足音の感じから10人はいそうだ。こんな朝っぱらから誰がいるのだろう?ちょいと寝てただけなので、そこまで大事ではないのだが・・・。賢者も寝て1日ぐらいと言っていたし。実はこれが1年でしたテヘペロなんて言ったら、賢者は再度殴りにゆこう〜か。ヤーヤーうるさい扉が開き、そこにいたのは遥や望田他講習会メンバー。
「おはよっぐはっ!」
「良かった!本当に良かった!!死んじゃったかと思ったよぉ〜〜!!」
遥が目にも留まらぬ速さで抱きついてくる。いいタックルだ、きっと世界も狙える。他の面子も思い思いに俺の顔を覗き込んでくる。入院とかした事なかったが、こんな感じなんだな・・・。
「遥か、大丈夫だから。他のメンバーも私は大丈夫、ちょっと疲れが出ただけだから。」
そう笑顔で伝えるが、どうもメンバーが訝しそうに俺を見てくる。・・・、多分バレたかな・・・。ゲートでぶっ倒れたなら当然心臓マッサージだの人工呼吸だのすると思う。その過程で、多分胸に耳を当てたり脈を取ったりしたのだろう。
「胸触った人と、胸に耳を当てた人挙手。」
見回すと遥以外の全員が、顔を背けながら手を挙げる・・・。えっ!?なに?知らない間に全員に襲われてたの?いや、とりあえず全員で確認したとかだよな?心音がない!うそ!間違いよ!の繰り返しとか。まぁ、元からない胸は触っても面白みは無いだろうが・・・。それと望田。多分お前の耳なら薄々気付いてただろうに・・・。
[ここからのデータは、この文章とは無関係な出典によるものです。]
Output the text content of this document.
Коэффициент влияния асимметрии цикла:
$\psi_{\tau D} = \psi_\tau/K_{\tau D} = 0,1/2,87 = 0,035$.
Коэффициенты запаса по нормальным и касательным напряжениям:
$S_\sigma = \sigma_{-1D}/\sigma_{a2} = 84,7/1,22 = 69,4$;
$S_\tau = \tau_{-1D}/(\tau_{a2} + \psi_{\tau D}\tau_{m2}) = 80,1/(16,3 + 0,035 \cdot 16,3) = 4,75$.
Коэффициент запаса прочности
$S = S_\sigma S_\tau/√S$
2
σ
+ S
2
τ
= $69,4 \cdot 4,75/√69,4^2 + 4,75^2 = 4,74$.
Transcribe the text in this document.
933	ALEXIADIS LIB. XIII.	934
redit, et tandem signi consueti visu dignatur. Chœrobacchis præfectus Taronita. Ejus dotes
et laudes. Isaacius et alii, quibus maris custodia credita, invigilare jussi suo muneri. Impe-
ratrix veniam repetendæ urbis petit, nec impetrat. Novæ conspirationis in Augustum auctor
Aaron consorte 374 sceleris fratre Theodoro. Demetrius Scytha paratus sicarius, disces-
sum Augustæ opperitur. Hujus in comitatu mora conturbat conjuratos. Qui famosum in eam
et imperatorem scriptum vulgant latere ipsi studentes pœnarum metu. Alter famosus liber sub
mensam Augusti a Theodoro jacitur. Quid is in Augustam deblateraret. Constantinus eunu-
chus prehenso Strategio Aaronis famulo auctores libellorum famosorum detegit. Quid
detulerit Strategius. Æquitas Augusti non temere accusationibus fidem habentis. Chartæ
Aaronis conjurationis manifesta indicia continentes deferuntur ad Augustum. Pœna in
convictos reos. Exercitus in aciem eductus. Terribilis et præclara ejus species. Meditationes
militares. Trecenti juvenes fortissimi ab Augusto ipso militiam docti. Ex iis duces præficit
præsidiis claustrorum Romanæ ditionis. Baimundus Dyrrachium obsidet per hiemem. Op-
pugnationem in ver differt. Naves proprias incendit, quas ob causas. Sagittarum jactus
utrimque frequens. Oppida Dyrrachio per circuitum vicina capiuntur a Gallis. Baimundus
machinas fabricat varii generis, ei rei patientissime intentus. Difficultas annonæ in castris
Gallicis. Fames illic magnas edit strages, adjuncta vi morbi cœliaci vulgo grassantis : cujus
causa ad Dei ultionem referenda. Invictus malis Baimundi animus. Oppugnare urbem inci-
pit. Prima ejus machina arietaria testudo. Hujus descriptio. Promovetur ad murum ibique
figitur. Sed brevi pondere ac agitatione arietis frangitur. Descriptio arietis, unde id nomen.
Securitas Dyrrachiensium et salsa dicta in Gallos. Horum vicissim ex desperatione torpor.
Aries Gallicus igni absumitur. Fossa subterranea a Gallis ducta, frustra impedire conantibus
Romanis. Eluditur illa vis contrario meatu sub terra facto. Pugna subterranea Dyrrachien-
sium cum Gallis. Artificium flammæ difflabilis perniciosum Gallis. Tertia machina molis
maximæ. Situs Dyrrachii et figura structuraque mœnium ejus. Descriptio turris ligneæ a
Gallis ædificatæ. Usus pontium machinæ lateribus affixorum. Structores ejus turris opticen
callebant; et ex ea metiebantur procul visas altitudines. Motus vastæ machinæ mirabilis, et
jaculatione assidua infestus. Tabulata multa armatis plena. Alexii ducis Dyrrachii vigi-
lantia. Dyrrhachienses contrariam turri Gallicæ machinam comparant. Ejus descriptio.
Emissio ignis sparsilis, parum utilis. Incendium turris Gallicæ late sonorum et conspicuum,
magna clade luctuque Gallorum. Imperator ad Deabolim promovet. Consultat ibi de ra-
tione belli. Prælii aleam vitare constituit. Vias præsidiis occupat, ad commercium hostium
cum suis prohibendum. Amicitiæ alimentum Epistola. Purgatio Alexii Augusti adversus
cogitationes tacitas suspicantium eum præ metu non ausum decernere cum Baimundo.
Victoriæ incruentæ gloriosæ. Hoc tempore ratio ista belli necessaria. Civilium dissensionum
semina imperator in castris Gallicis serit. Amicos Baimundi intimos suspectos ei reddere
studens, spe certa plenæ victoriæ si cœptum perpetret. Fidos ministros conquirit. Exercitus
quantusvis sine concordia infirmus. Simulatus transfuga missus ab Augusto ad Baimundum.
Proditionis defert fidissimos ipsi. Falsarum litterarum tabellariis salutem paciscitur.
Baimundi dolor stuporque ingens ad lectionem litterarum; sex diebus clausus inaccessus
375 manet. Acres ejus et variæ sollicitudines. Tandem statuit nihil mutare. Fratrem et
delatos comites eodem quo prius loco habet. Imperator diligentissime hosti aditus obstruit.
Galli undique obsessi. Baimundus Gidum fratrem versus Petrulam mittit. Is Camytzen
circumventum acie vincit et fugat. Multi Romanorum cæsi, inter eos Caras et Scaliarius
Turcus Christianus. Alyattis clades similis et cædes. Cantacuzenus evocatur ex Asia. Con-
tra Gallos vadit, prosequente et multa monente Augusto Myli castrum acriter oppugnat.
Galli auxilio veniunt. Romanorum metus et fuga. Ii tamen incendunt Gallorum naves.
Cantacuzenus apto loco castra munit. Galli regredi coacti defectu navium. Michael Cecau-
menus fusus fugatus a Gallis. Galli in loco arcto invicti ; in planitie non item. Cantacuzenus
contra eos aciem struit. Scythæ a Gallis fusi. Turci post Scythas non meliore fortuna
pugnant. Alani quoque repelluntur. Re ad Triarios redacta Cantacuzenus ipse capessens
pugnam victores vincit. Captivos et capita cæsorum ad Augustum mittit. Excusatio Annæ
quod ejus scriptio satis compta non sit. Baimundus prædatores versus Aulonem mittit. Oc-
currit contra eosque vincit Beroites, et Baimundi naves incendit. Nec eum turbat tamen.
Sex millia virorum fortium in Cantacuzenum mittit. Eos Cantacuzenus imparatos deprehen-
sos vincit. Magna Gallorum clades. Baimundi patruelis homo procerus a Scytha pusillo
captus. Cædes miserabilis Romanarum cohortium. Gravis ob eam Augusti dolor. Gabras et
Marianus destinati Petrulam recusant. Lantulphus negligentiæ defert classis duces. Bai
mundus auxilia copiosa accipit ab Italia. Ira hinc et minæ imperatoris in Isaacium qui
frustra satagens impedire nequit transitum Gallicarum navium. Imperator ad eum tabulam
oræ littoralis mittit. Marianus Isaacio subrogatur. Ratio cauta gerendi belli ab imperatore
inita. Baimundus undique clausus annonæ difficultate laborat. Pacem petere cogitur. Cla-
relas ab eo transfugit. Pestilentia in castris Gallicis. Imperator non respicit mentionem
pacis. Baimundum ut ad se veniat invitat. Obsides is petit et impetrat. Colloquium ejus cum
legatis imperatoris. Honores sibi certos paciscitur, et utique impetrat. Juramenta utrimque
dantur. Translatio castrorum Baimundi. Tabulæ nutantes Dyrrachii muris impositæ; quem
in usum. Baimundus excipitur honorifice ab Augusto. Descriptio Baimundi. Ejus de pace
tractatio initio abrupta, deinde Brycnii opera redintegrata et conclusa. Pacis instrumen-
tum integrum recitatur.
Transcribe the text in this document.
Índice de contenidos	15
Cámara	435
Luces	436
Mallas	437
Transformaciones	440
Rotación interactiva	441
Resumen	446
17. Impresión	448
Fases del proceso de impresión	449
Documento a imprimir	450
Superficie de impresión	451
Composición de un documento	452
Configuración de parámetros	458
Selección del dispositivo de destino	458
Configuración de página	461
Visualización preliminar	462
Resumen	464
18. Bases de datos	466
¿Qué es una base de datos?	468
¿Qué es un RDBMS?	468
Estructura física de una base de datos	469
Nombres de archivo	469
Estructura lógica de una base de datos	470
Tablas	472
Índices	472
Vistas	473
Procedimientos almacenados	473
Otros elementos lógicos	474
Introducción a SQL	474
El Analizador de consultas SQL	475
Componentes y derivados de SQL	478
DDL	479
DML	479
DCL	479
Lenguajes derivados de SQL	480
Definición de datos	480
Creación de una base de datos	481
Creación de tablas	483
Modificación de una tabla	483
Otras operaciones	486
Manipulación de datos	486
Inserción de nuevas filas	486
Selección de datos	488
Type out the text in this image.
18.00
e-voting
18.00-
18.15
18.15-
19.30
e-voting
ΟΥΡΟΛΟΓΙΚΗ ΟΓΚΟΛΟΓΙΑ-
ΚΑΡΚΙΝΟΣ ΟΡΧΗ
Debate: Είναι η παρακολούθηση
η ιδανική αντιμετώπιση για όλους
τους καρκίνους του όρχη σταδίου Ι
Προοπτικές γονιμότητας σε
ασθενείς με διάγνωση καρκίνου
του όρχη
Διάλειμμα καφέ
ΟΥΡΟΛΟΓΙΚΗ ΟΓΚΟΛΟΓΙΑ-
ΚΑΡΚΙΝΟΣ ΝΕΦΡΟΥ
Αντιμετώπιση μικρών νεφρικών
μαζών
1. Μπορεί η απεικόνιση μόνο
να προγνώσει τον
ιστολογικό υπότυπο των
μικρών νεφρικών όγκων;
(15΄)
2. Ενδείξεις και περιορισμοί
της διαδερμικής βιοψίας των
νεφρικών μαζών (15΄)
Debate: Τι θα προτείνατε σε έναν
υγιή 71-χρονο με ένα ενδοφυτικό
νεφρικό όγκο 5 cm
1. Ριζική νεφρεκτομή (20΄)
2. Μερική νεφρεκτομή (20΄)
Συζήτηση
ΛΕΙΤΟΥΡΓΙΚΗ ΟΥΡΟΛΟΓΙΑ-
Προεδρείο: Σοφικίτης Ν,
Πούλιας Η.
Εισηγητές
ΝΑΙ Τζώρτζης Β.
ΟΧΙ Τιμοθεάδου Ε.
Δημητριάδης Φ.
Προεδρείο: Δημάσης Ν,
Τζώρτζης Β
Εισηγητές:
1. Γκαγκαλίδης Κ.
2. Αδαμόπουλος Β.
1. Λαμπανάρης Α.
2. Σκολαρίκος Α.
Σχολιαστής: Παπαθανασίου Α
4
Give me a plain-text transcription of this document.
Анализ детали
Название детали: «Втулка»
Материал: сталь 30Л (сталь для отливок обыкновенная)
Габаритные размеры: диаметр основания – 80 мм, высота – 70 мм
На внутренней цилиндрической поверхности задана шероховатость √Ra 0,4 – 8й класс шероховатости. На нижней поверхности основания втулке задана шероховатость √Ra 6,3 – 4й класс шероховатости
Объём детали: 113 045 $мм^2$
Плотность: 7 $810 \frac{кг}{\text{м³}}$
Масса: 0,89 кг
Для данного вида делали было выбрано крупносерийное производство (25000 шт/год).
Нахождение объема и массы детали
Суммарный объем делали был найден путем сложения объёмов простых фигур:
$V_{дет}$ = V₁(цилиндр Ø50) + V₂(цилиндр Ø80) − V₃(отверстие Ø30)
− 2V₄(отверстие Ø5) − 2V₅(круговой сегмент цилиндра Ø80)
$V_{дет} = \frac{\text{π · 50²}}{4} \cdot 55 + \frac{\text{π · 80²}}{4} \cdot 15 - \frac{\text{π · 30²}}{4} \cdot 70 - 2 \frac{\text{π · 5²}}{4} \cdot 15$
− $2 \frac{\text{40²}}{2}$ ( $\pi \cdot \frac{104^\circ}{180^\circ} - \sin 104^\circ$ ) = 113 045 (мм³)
「まぁ、バレてしまっては仕方ない。この事は他言無用だよ?」
「その・・・、不老不死とかの薬のせいなんですか?」
おずおずと小田が手を挙げて聞いてくる。あ〜、そういう認識にもなるのか。まだ誰も見つけてない薬を、ひと足お先に飲んでしまったと。さて、どうするかな。ここで変に嘘をついても良いことはない。なら、職をバラしてそのままそれにしてしまおう。
「違うよ。私の職それを習得する時に色々あってね。不老不死の薬がどんなものかは知らない。」
「その・・・、クロエの職は何なんですか?」
代表するように望田が聞いてくる。第2職とか突っ込まないでくれるといいけど、話したら魔女がへそ曲げそうなんで、これだけは何が何でも今は伏せよう。
「私の職は、EXTRA 賢者。呼び名が色々有るらしいけど、魔法を定めた者らしい。職の説明は空白。多分、考えて思い描けって事だと思う。」